Quant à la partition, elle me semble peu probable. Elle a été agitée au début du conflit et cette menace revient de temps à autre. Aujourd’hui, en ce domaine, le vrai défi réside dans la reconnaissance des revendications locales et régionales des Libyens.

La partition n’aura pas lieu, me semble-t-il.  Les Libyens, notamment à l’Est, sont demandeurs d’un rééquilibrage régional et d’une certaine forme de décentralisation du pouvoir qui mettent les différentes régions sur un pied d’égalité, notamment la  Cyrénaïque vis-à-vis de la Tripolitaine.  Ce sera un des enjeux débattus lors de l’élaboration de la constitution.

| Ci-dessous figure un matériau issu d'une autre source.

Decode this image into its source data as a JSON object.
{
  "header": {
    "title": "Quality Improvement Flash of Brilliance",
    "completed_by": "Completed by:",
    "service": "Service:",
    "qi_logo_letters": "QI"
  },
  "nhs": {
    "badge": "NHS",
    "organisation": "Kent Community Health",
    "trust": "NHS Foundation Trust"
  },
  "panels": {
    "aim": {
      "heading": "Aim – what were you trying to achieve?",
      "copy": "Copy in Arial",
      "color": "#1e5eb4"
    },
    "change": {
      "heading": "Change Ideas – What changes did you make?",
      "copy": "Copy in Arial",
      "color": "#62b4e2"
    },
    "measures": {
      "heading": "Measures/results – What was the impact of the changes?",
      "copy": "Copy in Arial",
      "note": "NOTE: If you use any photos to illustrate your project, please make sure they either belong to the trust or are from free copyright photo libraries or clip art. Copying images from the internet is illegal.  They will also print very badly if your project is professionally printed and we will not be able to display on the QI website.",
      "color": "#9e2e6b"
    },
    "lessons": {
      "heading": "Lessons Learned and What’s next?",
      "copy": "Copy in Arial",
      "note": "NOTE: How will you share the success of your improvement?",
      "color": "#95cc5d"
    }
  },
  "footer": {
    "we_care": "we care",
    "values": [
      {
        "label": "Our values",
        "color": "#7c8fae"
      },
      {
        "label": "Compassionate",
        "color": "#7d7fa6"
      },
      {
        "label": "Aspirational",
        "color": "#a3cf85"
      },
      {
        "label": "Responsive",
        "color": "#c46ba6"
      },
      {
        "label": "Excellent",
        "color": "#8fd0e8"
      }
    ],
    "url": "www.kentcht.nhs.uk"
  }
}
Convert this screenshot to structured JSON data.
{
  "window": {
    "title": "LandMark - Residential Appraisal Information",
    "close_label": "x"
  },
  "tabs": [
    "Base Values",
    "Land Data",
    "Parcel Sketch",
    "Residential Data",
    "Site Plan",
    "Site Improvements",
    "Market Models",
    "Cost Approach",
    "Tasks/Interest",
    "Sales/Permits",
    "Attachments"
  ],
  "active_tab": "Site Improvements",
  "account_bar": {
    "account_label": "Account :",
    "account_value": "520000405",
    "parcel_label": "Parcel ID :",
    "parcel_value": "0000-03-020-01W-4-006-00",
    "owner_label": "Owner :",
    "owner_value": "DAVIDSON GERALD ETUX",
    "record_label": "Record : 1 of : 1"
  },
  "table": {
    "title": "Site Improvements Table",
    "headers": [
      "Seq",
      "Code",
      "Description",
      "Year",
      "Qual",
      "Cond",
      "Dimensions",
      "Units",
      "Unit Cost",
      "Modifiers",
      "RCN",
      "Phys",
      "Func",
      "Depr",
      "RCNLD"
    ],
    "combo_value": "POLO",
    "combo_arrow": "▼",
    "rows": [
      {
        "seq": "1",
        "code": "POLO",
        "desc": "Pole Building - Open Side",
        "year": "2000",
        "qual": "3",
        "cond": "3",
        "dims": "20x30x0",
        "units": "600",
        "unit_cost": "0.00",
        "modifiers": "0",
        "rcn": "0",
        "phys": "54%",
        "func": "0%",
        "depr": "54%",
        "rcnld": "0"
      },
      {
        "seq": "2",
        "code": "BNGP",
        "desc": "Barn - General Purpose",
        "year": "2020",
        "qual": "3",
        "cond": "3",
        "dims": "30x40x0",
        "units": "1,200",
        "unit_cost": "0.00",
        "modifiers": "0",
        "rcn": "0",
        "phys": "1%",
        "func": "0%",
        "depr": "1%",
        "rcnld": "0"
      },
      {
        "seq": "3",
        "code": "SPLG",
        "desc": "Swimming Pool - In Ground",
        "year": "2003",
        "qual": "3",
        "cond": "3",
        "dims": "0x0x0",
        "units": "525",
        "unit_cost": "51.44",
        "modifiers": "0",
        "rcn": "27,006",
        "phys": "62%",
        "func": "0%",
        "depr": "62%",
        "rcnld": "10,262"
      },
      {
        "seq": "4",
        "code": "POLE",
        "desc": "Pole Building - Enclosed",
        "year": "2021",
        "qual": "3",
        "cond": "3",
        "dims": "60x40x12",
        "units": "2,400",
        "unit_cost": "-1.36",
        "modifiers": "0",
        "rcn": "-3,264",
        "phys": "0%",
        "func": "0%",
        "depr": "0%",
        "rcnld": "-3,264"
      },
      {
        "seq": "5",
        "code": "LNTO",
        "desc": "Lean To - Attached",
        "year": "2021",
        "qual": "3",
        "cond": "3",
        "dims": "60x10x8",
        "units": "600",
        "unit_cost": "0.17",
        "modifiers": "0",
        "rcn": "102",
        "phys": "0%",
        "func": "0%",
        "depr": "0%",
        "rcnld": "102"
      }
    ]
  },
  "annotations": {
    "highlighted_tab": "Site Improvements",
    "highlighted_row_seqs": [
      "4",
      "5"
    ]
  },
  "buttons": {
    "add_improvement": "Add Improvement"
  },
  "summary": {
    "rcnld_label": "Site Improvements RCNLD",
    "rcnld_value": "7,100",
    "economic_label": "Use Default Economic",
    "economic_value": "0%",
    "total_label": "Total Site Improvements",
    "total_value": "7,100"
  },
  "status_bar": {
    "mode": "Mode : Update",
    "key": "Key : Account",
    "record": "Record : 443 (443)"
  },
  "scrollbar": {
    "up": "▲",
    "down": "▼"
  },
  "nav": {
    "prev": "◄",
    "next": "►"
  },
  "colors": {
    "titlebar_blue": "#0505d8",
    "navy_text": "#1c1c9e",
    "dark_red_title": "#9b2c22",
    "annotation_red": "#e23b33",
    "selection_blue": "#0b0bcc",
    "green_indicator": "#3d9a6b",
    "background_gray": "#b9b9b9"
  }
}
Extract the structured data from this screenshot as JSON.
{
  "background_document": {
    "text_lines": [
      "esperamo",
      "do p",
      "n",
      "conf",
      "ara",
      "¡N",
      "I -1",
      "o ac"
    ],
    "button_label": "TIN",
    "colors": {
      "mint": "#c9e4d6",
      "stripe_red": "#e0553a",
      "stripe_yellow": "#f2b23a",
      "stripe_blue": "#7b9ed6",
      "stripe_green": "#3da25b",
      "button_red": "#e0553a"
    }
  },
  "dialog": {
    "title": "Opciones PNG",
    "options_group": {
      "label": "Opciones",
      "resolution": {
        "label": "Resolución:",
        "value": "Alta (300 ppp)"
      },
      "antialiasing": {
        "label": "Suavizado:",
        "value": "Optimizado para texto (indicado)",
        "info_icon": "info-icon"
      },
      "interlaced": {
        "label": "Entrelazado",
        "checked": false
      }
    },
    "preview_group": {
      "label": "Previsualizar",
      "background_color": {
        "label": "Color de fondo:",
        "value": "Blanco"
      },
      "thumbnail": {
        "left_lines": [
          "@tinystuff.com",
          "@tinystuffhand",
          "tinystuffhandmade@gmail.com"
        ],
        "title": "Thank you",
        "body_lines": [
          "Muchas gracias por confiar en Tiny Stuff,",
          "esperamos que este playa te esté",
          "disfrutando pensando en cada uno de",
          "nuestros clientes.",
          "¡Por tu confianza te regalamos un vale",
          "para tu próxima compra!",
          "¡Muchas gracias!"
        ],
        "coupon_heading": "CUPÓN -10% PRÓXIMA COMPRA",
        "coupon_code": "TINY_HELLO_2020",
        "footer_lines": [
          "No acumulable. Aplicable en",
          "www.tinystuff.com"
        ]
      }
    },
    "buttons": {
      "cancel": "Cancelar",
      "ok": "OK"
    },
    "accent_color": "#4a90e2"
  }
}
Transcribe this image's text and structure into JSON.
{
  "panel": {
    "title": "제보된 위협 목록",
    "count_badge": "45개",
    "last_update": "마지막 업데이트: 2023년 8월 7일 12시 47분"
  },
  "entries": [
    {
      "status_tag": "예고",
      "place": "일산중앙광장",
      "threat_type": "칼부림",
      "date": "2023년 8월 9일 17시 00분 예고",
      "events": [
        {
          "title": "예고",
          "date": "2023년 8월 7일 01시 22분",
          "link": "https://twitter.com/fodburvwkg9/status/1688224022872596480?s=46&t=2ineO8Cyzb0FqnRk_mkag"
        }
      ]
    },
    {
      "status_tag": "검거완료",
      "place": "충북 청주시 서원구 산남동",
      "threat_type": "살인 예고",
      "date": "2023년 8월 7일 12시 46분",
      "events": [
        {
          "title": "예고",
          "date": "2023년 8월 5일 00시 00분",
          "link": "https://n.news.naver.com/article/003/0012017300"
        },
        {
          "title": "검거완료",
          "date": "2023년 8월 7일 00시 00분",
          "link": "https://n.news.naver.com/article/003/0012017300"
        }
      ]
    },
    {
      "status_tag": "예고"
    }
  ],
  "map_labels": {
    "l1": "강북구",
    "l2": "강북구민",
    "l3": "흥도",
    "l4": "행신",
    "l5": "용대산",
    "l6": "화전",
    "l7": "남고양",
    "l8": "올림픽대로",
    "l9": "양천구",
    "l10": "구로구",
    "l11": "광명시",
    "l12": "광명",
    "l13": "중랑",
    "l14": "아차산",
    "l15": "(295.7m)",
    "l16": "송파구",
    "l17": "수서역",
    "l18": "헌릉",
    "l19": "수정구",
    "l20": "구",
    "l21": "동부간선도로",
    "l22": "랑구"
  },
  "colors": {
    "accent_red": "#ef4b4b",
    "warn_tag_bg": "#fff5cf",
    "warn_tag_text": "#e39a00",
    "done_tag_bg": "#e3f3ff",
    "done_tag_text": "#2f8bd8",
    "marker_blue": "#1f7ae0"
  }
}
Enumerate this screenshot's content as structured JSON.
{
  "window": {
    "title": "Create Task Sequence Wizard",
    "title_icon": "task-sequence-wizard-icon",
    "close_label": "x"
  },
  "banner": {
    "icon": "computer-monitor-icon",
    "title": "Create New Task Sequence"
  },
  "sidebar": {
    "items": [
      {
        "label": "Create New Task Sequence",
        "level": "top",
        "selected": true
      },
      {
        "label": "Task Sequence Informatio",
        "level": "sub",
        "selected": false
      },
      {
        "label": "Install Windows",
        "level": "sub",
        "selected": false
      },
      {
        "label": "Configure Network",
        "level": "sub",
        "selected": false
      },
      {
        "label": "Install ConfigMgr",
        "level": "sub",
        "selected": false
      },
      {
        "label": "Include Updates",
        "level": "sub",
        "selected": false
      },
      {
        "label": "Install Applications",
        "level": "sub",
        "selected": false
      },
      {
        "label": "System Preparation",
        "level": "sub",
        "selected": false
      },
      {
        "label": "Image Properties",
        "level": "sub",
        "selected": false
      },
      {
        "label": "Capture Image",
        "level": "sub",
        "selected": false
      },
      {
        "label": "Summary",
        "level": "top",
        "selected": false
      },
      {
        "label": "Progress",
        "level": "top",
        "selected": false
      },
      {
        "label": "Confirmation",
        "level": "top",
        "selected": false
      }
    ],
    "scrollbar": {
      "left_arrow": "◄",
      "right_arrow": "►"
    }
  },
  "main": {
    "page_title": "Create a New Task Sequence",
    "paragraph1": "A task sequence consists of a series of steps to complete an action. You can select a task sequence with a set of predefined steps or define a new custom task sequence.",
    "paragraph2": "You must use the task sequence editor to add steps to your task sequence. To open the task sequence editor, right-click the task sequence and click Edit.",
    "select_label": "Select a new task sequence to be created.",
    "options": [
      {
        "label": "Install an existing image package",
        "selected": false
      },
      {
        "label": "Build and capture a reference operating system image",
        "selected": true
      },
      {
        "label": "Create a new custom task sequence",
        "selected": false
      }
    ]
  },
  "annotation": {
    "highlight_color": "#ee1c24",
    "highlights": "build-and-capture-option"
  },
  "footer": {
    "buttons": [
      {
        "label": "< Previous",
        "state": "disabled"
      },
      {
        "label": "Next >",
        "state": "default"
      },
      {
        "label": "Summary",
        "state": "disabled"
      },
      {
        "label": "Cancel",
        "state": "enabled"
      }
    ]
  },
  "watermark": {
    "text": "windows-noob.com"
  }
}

Faudrait-il alors de nouvelles élections législatives puisque, actuellement, le Parlement donne beaucoup plus de députés pour la Tripolitaine (région de Tripoli, 100 membres) qu’à la Cyrénaïque (région de Benghazi, 60 membres) ?
 

La question de la reconnaissance régionale a effectivement été posée. Juste avant les élections, le Congrès général a été amputé de ces pouvoirs constituants afin de mettre en place l’élection d’une nouvelle assemblée constituante dont la répartition serait plus équitable. Cette mesure a été prise afin de répondre aux revendications des représentants de l’est du pays qui s’estimaient lésés dans la répartition des sièges. Pour l’instant, rien n’en est encore sorti et on peut se demander si l’assemblée élue le 7 juillet ne va pas en fin de compte garder ces prérogatives.  La  question est posée.